Debugging in g++ is much faster than in the Vivado HLS tool. You can set up the environment according to HLS Arbitrary Precision Types Library, that provides simulation code of HLS Arbitrary Precision Types.

cd C/
mkdir build
cd build
cmake -DCMAKE_BUILD_TYPE=Release ..
ln -s ../blob
ln -s ../weight
make -j16
./SkyNet

You will get

init SkyNet 
load parameter
load image
SkyNet start
DWCONV1+PWCONV1
DWCONV2+PWCONV2
DWCONV3+PWCONV3
DWCONV4+PWCONV4
DWCONV5+PWCONV5
REORG+DWCONV6
PWCONV6
CONV13
SkyNet costs 45469077us
check SkyNet results 
pool1 correct 
...
conv12 correct 
img 0 xmin: 0.463551, ymin: 0.365162, xmax: 0.607856, ymax: 0.657431
img 1 xmin: 0.463551, ymin: 0.365162, xmax: 0.607856, ymax: 0.657431
img 2 xmin: 0.463551, ymin: 0.365162, xmax: 0.607856, ymax: 0.657431
img 3 xmin: 0.463551, ymin: 0.365162, xmax: 0.607856, ymax: 0.657431

1. Vivado HLS

There are typically three steps:

  1. C code synthesis
  2. C and Verilog co-simulation
  3. Export RTL (Verilog/VHDL)

You may go through the Vivado HLS flow by running:

$ vivado_hls hls.tcl

The C code synthesis takes roughly 14 minutes while the RTL exportation takes 2 minutes (on Ryzen 3700X). The output of this step is an exported HLS IP, written in Verilog. Accroding to our experience, co-simulation is not compulsory for designs like this that do not involve custom stream interfaces.

2. Vivado

In this step we integrate the generated HLS IP into the whole system, and generate the bitstream (.bit) and the hardware configuration file (.hwh).
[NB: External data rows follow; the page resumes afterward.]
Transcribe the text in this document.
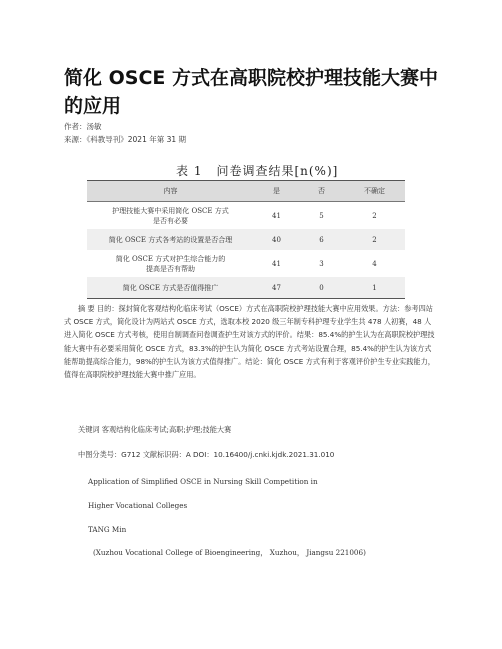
简化 OSCE 方式在高职院校护理技能大赛中的应用
作者：汤敏
来源：《科教导刊》2021 年第 31 期
表 1 问卷调查结果[n(%)]
内容	是	否	不确定
护理技能大赛中采用简化 OSCE 方式
是否有必要	41	5	2
简化 OSCE 方式各考站的设置是否合理	40	6	2
简化 OSCE 方式对护生综合能力的
提高是否有帮助	41	3	4
简化 OSCE 方式是否值得推广	47	0	1

摘 要 目的：探封简化客观结构化临床考试（OSCE）方式在高职院校护理技能大赛中应用效果。方法：参考四站式 OSCE 方式，简化设计为两站式 OSCE 方式，选取本校 2020 级三年制专科护理专业学生共 478 人初赛，48 人进入简化 OSCE 方式考核，使用自制调查问卷调查护生对该方式的评价。结果：85.4%的护生认为在高职院校护理技能大赛中有必要采用简化 OSCE 方式，83.3%的护生认为简化 OSCE 方式考站设置合理，85.4%的护生认为该方式能帮助提高综合能力，98%的护生认为该方式值得推广。结论：简化 OSCE 方式有利于客观评价护生专业实践能力，值得在高职院校护理技能大赛中推广应用。

关键词 客观结构化临床考试;高职;护理;技能大赛
中图分类号：G712 文献标识码：A DOI：10.16400/j.cnki.kjdk.2021.31.010
Application of Simplified OSCE in Nursing Skill Competition in
Higher Vocational Colleges
TANG Min
(Xuzhou Vocational College of Bioengineering， Xuzhou， Jiangsu 221006)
You may go through the Vivado flow by running:

$ cd ../RTL
$ vivado -mode tcl -source rtl.tcl

In this configuration, the Zynq processor works under 333MHz. After running this script, the generation of bitstream (.bit) is not completed even though the script shows to be terminated. It takes serveral hours for bitstream generation, and you may observe the progress in vivado GUI.

3. Host

After generating the bitstream, the final step is to finish the host code running in the processing system, in this case the embedded ARM core. Usually it is written in C, but the PYNQ framework allows us to write in Python.

First, find the following three files to upload to the board (default name and path):

  1. ultra96v2_wrapper.bit (RTL/RTL.runs/impl_1)
  2. ultra96v2.hwh (RTL/RTL.srcs/sources_1/bd/ultra96v2/hw_handoff)
  3. SkyNet.bin (C/weight)

Remember to rename the .bit and .hwh file to SkyNet.bit and SkyNet.hwh, or anything but need to be the same. Second, in the Python host file, allocate memory for weights, off-chip buffers, load parameters, download the overlay (.bit) to program the FPGA logic and specify the IP addresses. You may refer to the run.py.

4. SDSoC

We go through the process of generating bitstreams in SDSoC and call the accelerator in PYNQ (you can also use the .elf file generated by SDSoC). If you are using ZCU104 or ZCU102, you can build the bitstream with SDSoC. Remember to modify the HLS Interface pragma, although SDSoC supports overriding SDS pragma with HLS interface pragma, there will be wiring error if multiple interfaces share the bus with bundle. For instance, bundling img and fm together helps to save 18 BRAMs:

void SkyNet(ADT4* img, ADT32* fm, WDT32* weight, BDT16* biasm)
{
#pragma HLS INTERFACE m_axi depth=204800 port=img    offset=slave bundle=fm
#pragma HLS INTERFACE m_axi depth=628115 port=fm     offset=slave bundle=fm

However, this will cause wiring error, so you have to assign an independent bus for img in SDSoC:

void SkyNet(ADT4* img, ADT32* fm, WDT32* weight, BDT16* biasm)
{
#pragma HLS INTERFACE m_axi depth=204800 port=img    offset=slave bundle=img
#pragma HLS INTERFACE m_axi depth=628115 port=fm     offset=slave bundle=fm

That's why you cannot build the bitstream using SDSoC if you are using Ultra96, Ultra96 does not have enough BRAM if the img and fm interface are implemented seperately. However, we still provide the SDSoC platform of Ultra96 in case you manage to reduce the BRAM consumption. Noting that the bitstream, not the BOOT.bin and image.ub generated with Ultra96v1 SDSoC platform can run on Ultra96v2, and vice versa.